Perchè, quando mancassero le necessità del perfezionarsi, cesserebbero a un punto le cause del vivere, e la umanità priva di passioni rimarrebbe immobile, pari alla nave sorpresa da calma perpetua con le vele pendenti, a infracidirsi sopra il mare morto.

Si contentino dunque lo creature umane di formare parte dello edifizio fatale: ognuna fie lodata pel compito, che le venne imposto, e ch›ella valorosamente condusse; e di tanto ringrazi l› Eterno architetto che con gli occhi mortali non potrà vedere il termine della opera manifesta ed intera, le si presenta agli occhi dello intelletto: dove il corpo non giunge, l’anima vola, e se ne appaga. Se poi taluna, o non vede o rifiuta vedere, è colpa di natura se l’uccello non usa l’ale?

Vi hanno tre modi di considerare il bene, e tre modi altresì di praticarlo; quanto a vederli basta un baleno della favilla divina chiusa dentro il cranio dell’uomo; circa a praticarli bisogna che la intera umanità acconsenta; io voglio dire lo assoluto, il teoretico, e il pratico; l’assoluto sta lontano lontano quasi al lato a Dio; arduo a conseguirsi, sarà la soglia a piè della quale l’ira, la cupidità, le sventure e la morte lasceranno l’uomo; sarà la porta oltre la quale la creatura umana sublimata a natura angelica assumerà forma e concetto di spirito, il teoretico, comecchè meno in alto, tuttavia apparisce sempre sublime così, che l’uomo dispera di conseguirlo, e pure lo raggiunge non già perchè egli si abbassi verso il pratico, ma si all’opposto perchè il pratico si solleva fino a lui; il pratico rasenta la terra dove lo tirano volgare istinto, voracità, ingordigia, e mente bestiale, e paure; – questo, di verme si muta in farfalla e s’indirizza in su. Se tra lo assoluto e il pratico non intercedesse il teoretico, l’uomo sbigottirebbe, non gli si parando altra via che rimanere lumbrico, o trasformarsi in angiolo.
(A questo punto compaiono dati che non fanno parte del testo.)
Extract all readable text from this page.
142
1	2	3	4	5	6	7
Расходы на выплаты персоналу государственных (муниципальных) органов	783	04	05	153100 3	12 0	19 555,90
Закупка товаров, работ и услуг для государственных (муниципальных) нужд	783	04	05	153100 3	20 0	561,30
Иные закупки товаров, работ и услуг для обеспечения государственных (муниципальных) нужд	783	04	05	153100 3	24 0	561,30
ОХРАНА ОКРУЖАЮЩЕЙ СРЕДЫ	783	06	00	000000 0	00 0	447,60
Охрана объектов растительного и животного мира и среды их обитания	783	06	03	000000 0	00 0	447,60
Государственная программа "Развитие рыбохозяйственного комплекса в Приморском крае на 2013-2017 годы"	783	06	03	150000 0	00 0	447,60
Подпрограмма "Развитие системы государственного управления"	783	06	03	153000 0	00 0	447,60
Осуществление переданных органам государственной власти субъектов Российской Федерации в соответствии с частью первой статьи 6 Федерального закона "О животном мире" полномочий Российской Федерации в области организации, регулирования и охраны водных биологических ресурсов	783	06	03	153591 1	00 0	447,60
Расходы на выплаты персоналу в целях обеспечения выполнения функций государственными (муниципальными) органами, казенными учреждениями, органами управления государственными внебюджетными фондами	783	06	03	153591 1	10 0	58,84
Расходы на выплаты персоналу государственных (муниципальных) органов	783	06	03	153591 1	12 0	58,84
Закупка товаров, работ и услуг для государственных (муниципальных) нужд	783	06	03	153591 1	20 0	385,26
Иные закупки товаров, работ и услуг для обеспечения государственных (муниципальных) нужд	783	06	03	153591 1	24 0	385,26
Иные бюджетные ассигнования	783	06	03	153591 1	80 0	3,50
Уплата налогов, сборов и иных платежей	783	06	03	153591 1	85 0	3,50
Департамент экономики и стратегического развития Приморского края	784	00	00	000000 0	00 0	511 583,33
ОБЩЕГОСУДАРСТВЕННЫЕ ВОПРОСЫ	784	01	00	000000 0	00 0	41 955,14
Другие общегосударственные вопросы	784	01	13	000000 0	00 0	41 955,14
Dall’arrogante prosunzione della setta dei Moderati, oggi a tutto pasto, si bocia: pratico! pratico ! – E che sapete voi pratico che sia, e dove arrivi, e come si amministri? Pratico, per voi consiste nel lasciare la società nella fossa dentro la quale si trova; e non alterare le sue condizioni se non in quanto ciò giovi agl’interessi che hanno gittate le loro radici fin dentro le viscere di quella. Gl’interessi oltre i propri di casa e di bottega, sono interessi di eserciti permanenti, di giudici, di preti, di giandarmi, di gabellotti, di gente che invece di produrre consuma… moltitudine d’ostriche aggrappate sul corpo alla balena… o piuttosto male pediculare della umanità.

Questi interessi, rinterzati insieme, rabbiosi ed operosi, digrignanti i denti come belve, che si sentano insidiato il pasto, deviano sovente la umanità dal diritto cammino, abbindolandola con errori, empiendola di paure, in mille guise tribolandola, sicchè, da prima, sgomenta, ella si accoscia, poi furiosa, si avventa, e mette a sua posta paura, chè comparisce ella pure, ed è belva; lacera a destra e a manca; la libertà fugge coprendosi per vergogna la faccia.

Il sangue marcisce i fondamenti ai troni, non feconda la pianta della Libertà; questo la esperienza insegnò, speriamo gli uomini l’abbiano appreso. I tiranni è bene che lo ignorino.